On Hawks and Crows
I suppose I first started paying attention to the crows in January 2019.
We were having so much rain in San Francisco, it rained for days and days and it was so cold. I was living in a tiny studio apartment with no windows and when it rained I would leave the backdoor open so I could listen to the raindrops. I was surprised by how often I heard the crows, cawing or clucking.

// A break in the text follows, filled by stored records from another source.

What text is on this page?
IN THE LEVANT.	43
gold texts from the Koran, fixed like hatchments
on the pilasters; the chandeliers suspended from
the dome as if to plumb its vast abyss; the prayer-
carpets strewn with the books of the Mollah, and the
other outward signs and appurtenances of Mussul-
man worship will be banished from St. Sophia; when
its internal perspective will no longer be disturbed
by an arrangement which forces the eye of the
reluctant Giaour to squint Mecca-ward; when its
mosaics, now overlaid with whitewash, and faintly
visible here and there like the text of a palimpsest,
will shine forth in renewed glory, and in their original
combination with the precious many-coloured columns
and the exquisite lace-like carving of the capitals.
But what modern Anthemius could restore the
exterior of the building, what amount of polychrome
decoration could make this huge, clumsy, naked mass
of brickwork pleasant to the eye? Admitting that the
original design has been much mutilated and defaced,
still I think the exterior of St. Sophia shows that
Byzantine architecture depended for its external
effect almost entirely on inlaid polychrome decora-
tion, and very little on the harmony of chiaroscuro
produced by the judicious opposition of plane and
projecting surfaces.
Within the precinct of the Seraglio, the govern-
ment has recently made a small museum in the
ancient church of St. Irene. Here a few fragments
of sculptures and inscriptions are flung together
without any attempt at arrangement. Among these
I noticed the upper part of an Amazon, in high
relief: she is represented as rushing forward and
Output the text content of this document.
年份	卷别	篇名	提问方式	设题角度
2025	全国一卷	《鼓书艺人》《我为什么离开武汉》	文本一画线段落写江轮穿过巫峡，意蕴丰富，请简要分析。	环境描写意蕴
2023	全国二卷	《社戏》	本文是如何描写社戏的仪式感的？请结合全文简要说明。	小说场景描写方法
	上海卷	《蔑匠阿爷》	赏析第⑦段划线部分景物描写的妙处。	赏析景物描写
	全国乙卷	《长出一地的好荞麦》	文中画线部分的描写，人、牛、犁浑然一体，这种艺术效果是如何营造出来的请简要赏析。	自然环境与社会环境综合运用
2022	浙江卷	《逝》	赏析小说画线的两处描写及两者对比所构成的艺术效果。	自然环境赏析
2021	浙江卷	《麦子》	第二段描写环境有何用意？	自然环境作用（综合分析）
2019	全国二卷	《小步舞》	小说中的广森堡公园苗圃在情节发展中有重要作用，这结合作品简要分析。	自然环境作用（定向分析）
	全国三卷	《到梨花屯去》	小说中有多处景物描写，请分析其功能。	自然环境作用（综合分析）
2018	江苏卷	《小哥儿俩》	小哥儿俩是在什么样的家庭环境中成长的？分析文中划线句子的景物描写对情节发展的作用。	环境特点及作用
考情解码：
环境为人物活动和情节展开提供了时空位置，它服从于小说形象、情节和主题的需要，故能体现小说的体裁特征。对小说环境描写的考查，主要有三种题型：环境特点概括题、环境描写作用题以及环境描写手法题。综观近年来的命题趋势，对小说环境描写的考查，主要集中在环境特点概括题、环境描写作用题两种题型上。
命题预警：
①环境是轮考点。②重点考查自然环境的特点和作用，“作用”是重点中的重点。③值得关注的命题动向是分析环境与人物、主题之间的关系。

Since it was so cold that month, I often wore a big scarf and my camel-colored coat, a hand-me-down from my friend Sophia. I brought that coat along with me to Norwich and Paris, so whenever it’s cold enough to wear it I feel transported to a different place, a colder and older place.
But anyway, the birds.
So in January 2019, inspired by the rainy weather, my trusty coat, and the sounds of the birds I wrote my Crow Poem (Croem). You can read it here! The poem didn’t come out this way originally, I did a lot of different drafts. I added a few stanzas and cut some back, then decided I wanted my poem to have 13 parts, a reference to Wallace Stevens' Thirteen Ways of Looking at A Blackbird (as a creative writing student this poem is really hammered into your brain, so it’s almost a little joke to reference it). I started by writing about the crows…but then I found myself writing about the hawks I’d seen around, and how special it feels to see them.
So in January 2019 I started scratching out this poem, it was probably a rainy Monday morning. The next week the sun was out in San Francisco again. After all that rain and rain. So I open the backdoor to let some sun in, I step out onto the back step and I look up into the neighbors’ pine tree that hung over the fence into our little yard. Peering down at me from one of the lower branches, so close is a HAWK!!! Watching me!
I stood there, wordless, watching the hawk till he felt too watched and flew off. I felt struck by lightning! I felt like I had conjured the hawk myself! With my dang poetry! It was a gift from the heavens saying, “Go on, keep writing.”